Ne le voyant presque plus, j’imaginai de lui écrire sous prétexte de le consulter sur mes études. J’éprouvais le besoin d’essayer mon style et de parler de moi à un esprit prosterné devant le mien. Je me mis donc, moi aussi, à écrire des pages de rêveries et de réflexions et à les glisser dans mes cahiers, comme par mégarde ; mais je reconnus que ce serait trop naïf, tout en étant très-hypocrite, et je m’adressai franchement à lui en le priant de résoudre mes doutes. À propos des amours illustres ou des renoncements austères de l’histoire, je tâchais de l’entraîner dans des subtilités de psychologie ou de sentiment où je m’égarais moi-même. Je lui posais des problèmes, je lui soulignais des citations, j’appelais sa méditation sur des niaiseries solennelles, ou sur des problèmes insolubles de lui à moi. J’y portais une hardiesse inouïe et une candeur étonnante ; car Jennie avait su me garder chaste comme elle-même, et il n’est aucune de mes inquiétudes de cœur qu’elle n’eût pu guérir par son sens droit et délicat, si j’eusse daigné l’interroger ; mais j’avais l’ingrat caprice de ne plus vouloir d’elle pour mon guide immédiat, et peut-être aussi aurais-je rougi devant elle, si elle eût deviné le roman que je me forgeais sur le compte de Frumence.

Celui-ci répondit très-prudemment à mes indiscrètes curiosités.
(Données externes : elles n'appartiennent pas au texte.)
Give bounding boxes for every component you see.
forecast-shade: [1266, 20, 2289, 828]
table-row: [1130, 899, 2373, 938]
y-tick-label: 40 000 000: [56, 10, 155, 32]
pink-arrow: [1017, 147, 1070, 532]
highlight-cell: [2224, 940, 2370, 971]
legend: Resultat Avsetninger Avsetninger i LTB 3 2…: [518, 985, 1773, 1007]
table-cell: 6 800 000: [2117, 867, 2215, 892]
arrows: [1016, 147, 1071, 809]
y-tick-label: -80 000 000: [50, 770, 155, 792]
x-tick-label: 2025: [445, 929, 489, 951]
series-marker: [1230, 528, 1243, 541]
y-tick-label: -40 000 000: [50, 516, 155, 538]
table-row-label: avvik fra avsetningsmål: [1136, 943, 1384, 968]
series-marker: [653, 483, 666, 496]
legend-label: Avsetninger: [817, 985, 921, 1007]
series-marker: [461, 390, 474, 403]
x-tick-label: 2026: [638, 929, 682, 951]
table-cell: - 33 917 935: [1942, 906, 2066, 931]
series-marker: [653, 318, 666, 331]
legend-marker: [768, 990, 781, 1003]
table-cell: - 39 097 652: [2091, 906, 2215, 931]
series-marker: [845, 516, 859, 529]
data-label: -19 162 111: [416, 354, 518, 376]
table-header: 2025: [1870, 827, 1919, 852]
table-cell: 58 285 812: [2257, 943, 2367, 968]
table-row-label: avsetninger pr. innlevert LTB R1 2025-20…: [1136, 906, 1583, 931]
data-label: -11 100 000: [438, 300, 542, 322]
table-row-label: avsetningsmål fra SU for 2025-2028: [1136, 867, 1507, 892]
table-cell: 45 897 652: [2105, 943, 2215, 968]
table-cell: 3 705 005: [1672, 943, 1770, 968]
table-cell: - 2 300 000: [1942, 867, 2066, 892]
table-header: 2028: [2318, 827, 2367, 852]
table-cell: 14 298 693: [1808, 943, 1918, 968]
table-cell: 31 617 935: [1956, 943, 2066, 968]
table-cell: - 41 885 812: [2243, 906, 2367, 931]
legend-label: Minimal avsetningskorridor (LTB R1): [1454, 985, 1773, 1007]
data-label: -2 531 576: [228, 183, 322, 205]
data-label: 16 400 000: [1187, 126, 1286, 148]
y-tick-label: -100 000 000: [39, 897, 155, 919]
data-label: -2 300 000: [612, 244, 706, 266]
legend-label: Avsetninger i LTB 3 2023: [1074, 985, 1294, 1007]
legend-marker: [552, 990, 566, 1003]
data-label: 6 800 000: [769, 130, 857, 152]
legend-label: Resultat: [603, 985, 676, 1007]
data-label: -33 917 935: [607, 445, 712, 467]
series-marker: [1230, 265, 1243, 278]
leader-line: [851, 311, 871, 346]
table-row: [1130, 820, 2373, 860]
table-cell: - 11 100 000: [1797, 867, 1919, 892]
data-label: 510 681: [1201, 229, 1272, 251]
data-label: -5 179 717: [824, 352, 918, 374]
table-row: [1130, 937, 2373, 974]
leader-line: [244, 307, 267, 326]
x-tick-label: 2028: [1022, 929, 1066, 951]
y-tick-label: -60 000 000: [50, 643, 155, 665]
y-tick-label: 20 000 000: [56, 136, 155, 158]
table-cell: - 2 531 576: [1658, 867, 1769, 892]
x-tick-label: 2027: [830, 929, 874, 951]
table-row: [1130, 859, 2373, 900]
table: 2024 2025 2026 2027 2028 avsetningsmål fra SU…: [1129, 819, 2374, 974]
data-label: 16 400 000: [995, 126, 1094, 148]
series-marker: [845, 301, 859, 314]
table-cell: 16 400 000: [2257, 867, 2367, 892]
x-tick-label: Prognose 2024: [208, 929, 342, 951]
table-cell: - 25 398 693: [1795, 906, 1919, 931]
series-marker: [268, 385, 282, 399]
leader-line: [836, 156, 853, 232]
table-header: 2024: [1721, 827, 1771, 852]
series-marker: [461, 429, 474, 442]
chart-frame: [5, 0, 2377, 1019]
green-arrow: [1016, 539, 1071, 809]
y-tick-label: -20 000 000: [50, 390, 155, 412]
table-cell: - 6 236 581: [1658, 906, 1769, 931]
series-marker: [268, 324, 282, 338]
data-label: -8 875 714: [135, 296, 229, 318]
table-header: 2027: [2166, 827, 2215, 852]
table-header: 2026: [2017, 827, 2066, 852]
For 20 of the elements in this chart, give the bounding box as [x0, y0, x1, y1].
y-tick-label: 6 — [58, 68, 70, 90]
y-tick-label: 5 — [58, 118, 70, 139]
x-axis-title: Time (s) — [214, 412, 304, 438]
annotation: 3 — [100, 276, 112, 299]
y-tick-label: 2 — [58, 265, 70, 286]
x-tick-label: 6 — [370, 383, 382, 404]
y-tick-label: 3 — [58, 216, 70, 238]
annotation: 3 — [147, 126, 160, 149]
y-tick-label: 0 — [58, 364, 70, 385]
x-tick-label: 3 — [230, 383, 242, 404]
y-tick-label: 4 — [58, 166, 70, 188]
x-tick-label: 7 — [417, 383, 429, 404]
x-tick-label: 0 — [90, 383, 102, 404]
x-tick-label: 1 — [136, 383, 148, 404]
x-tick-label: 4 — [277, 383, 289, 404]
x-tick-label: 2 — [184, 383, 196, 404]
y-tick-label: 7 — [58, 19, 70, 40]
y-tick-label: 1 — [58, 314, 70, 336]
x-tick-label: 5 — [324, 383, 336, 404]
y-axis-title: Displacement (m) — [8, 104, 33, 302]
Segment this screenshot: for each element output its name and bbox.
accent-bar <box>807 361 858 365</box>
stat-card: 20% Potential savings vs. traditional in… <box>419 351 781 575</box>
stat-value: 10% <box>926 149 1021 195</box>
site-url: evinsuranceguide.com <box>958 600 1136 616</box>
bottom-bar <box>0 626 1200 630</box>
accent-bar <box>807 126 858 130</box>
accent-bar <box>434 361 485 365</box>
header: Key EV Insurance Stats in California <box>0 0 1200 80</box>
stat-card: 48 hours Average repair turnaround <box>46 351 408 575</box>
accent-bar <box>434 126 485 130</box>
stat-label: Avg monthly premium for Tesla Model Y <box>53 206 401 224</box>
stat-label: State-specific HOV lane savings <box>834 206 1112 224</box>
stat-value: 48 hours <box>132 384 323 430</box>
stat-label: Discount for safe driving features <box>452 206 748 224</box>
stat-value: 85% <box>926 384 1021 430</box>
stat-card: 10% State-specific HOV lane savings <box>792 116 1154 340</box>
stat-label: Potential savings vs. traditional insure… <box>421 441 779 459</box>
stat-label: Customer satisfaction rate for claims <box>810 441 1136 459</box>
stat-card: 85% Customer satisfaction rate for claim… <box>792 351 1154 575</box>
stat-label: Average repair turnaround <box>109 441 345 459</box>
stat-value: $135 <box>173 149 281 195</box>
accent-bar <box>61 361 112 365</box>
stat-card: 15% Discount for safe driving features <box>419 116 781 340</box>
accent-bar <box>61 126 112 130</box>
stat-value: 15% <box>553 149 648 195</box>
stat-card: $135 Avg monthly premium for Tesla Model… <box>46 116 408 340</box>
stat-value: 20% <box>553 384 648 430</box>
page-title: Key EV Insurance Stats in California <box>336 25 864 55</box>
Il ne voulut pas prendre mes griffonnages pour des épîtres que je lui adressais. Il eut l’air de les considérer comme des essais littéraires que je soumettais à son jugement. Il se contenta d’écrire en marge, en me les rendant, des réflexions comme celles-ci : « Pas mal rédigé, — question oiseuse, — raisonnement assez juste, — recherche futile, — page bien écrite et bien pensée, — divagation puérile, — bonne réflexion, — rêvasserie de quelqu’un qui s’endort devant son encrier, » etc., etc. — Et il ne garda aucun de ces précieux écrits qui étaient destinés à éclairer et à calmer son âme agitée. — Je m’en étonnai un peu, et puis j’essayai de croire qu’il en prenait copie et qu’un jour il me dirait : « Voilà ce que j’ai feint de dédaigner ; mais j’en ai fait mon profit ; vous m’avez sauvé, par la sainte amitié, des orages de l’amour. »

C’est lui dont la sainte bonté m’eût guérie, à elle seule, de mes sottes illusions ; mais un concours de circonstances nouvelles devait bientôt les dissiper radicalement.